This is an issue because ssend is implemented by doing a send and receive internally. So if there happens to be an outstanding receive posted by a user before an ssend, that user's receive may end up consuming the internal message intended for the ssend's internal receive.

Updating mtl_ofi_create_recv_tag_CQD and mtl_ofi_create_recv_tag functions to use ompi_mtl_ofi.sync_send fixes this.
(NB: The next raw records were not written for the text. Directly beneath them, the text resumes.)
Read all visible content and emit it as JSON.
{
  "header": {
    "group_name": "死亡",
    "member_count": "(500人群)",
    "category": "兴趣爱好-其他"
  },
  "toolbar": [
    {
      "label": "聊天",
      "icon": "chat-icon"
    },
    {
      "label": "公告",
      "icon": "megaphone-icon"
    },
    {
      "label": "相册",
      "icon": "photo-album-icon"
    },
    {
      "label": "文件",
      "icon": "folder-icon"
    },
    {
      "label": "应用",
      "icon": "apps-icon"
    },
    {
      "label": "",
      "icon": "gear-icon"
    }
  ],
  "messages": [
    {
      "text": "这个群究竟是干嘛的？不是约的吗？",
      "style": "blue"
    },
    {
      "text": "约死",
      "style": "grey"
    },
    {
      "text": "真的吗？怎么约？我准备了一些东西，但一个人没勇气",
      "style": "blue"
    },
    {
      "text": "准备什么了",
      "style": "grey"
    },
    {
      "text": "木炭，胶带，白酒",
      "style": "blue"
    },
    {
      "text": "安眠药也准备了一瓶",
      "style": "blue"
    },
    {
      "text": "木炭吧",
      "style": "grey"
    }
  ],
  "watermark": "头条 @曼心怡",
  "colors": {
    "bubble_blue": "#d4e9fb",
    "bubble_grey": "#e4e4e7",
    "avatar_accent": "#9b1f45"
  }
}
For example, consider the following:

    if (my_rank == 0) {
        MPI_CALL(MPI_Irecv, NULL, 0,MPI_CHAR, MPI_ANY_SOURCE, MPI_ANY_TAG,
                 MPI_COMM_WORLD, &rx_req);
        MPI_CALL(MPI_Ssend, NULL, 0, MPI_CHAR, 1, 1, MPI_COMM_WORLD);
        MPI_CALL(MPI_Wait, &rx_req, &rx_status);
        if (rx_status.MPI_TAG != 2)
            fprintf(stderr,"%s,%u:Expected tag %d\n", __func__, __LINE__, 2);
    } else {
        MPI_CALL(MPI_Recv, NULL, 0, MPI_CHAR, 0, 1, MPI_COMM_WORLD, &rx_status);
        if (rx_status.MPI_TAG != 1)
            fprintf(stderr,"%s,%u:Expected tag %d\n", __func__, __LINE__, 1);
        MPI_CALL(MPI_Ssend, NULL, 0, MPI_CHAR, 0, 2, MPI_COMM_WORLD);
    }
    ret = 0;

If run with a debug build, that code will produce the following failed assertion:

ssend_test: mtl_ofi.h:688: ompi_mtl_ofi_recv_callback: Assertion `!(ompi_mtl_ofi.sync_send_ack == (ompi_mtl_ofi.sync_proto_mask & wc->tag))' failed.

Updating mtl_ofi_create_recv_tag_CQD and mtl_ofi_create_recv_tag functions to both use ompi_mtl_ofi.sync_send fixes this:

    163     *mask_bits  = ompi_mtl_ofi.sync_send;
acgoldma commented 3 years ago

I see this issue in 4.0.5 and 4.1.0. Can we backport this as well to v4.1.x?